— Да где… не знаю… вроде в магазине, — отвечает отец.
— Так воскресенье, — говорю. — Магазин же не работает.
— Да на машине там… приехал кто-то, — говорит отец. — Торговец. Много их теперь… С машины прямо и торгует… Медичка, Аннушка, была… сахар когда-то в долг брала, дак приносила… она ей, матери-то, и сказала. Пошла… не знаю… если не вернулась.
— Понятно, — говорю.
— Солнца-то нету, не видать? — спрашивает отец.
— Видать пока, — отвечаю.
— Не морошно?
— Натягивает с запада.
— Ну, я и чувствую, что будто тускло… И правый бок будто немет. А далеко оно уже закатывается?.. Где тут? — спрашивает отец. — Балахнину-то переходит, ещё нет ли?
— Переходит, — говорю. — И порядочно. Большую лиственницу помнишь?
— Чё на Пятой-горе?
— Да, на Пятой. Над ельником-то высится.
— Ну и должно быть, — говорит отец. — Число какое?
— Тридцатое, — говорю.
— Конец уж марта. Ну а день-то… Ах, да, забыл уж… воскресенье ж.
Отец сегодня благодушный, улыбается — вспоминает, наверное, что-то приятное. Может, само оно, приятное-то, вспоминается.
— Тепло на улице-то, выходил?
— Утром морозно было, а теперь тепло… Снег тает. Капает вовсю вон.
— Да слышу, шлёпат… И воробьи разгоношились. От холоду они так не чирикают, — говорит отец. И спрашивает: — А на востоке голубет? Или уж всё заволокло там?
Ворота стукнули. Отец глазами сразу обмер.
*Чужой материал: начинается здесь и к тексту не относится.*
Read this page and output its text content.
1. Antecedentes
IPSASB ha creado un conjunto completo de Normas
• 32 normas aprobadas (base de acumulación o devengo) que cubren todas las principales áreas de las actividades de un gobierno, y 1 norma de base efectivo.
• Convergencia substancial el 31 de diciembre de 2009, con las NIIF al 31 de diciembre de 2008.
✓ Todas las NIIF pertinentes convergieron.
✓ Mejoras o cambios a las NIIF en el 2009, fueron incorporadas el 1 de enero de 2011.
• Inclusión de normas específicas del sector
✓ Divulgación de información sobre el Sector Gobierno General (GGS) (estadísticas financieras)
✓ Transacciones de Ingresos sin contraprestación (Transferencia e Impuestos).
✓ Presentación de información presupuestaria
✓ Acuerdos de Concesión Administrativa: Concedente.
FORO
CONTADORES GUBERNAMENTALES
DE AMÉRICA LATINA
— Ворота, чё ли, хлопнули?.. Не показалось?
— Ворота… Мама.
— А-а… Дак время.
Вошла мама, сумку с покупками на стол в столовой положила, разделась, села в зале на диван и говорит:
— Ох, и устала же, прошлась-то.
— Да ну уж, — говорит весело отец. — Тут уж кого… идти-то… на виду вон.
— Вот тебе и да ну уж, — говорит мама. — Ноги трясутся… как перо переднее у шшуки.
— Ну, чё там нового? — не терпится ему, отцу, узнать яланские
— А чё там нового?..
— Ну?
— Ну. Эрнин ребёнок в городе зарезал человека, — говорит мама.
— Ещё не лучше, мать честная, — говорит отец. — Да он пошто так?.. Озверел-то.
— Пошто, пошто да и пошто вот…
— Ну дак и чё, кого за что он?
— Слушай. Пришли они с подружкой этой со своёй, вместе с которой в магазин-то лазили тут… и с Генкой Устюжанином, дружком, в Балахиной-то раньше жили, дом у колодца-то стоял, Маня у них ещё была хромая, умерла после от белокровья…
— Ну? — говорит отец.
— Ну, — говорит мама. — Пришли в ресторан, поели, выпили, на чё, не знаю, правда, на какие деньги, уходить стали и прихватили с вешалки чужую куртку… А тот, хозяин куртки, их на улице догнал. Они его и подкололи. Не знаю, умер или нет ли? Колол-то кто из них, не знаю точно.
— Ещё не чище!.. Ещё бы в драке как, в пылу, а то за куртку, — говорит отец. — Ну, скотский род… Теперь-то, может, не отвертится. Это за тряпку, ещё и не свою… зарезать человека… Совсем свихнулись.
— Эрна, стояла в очереди, плачет, — говорит мама.
— Да-а, — говорит отец. — Теперь-то чё уж, хоть все слёзы разом выплачь… Раньше надо было думать, но… не покупать ребёночку водчонку да сгушшонку.
— Дак, всё равно идь, матери-то жалко, хошь какой бы он непутний… А непутнего-то — шибче ещё жалко… Материнское сердце не оценщик.
— Ну, а чё там продавали? — спрашивает отец.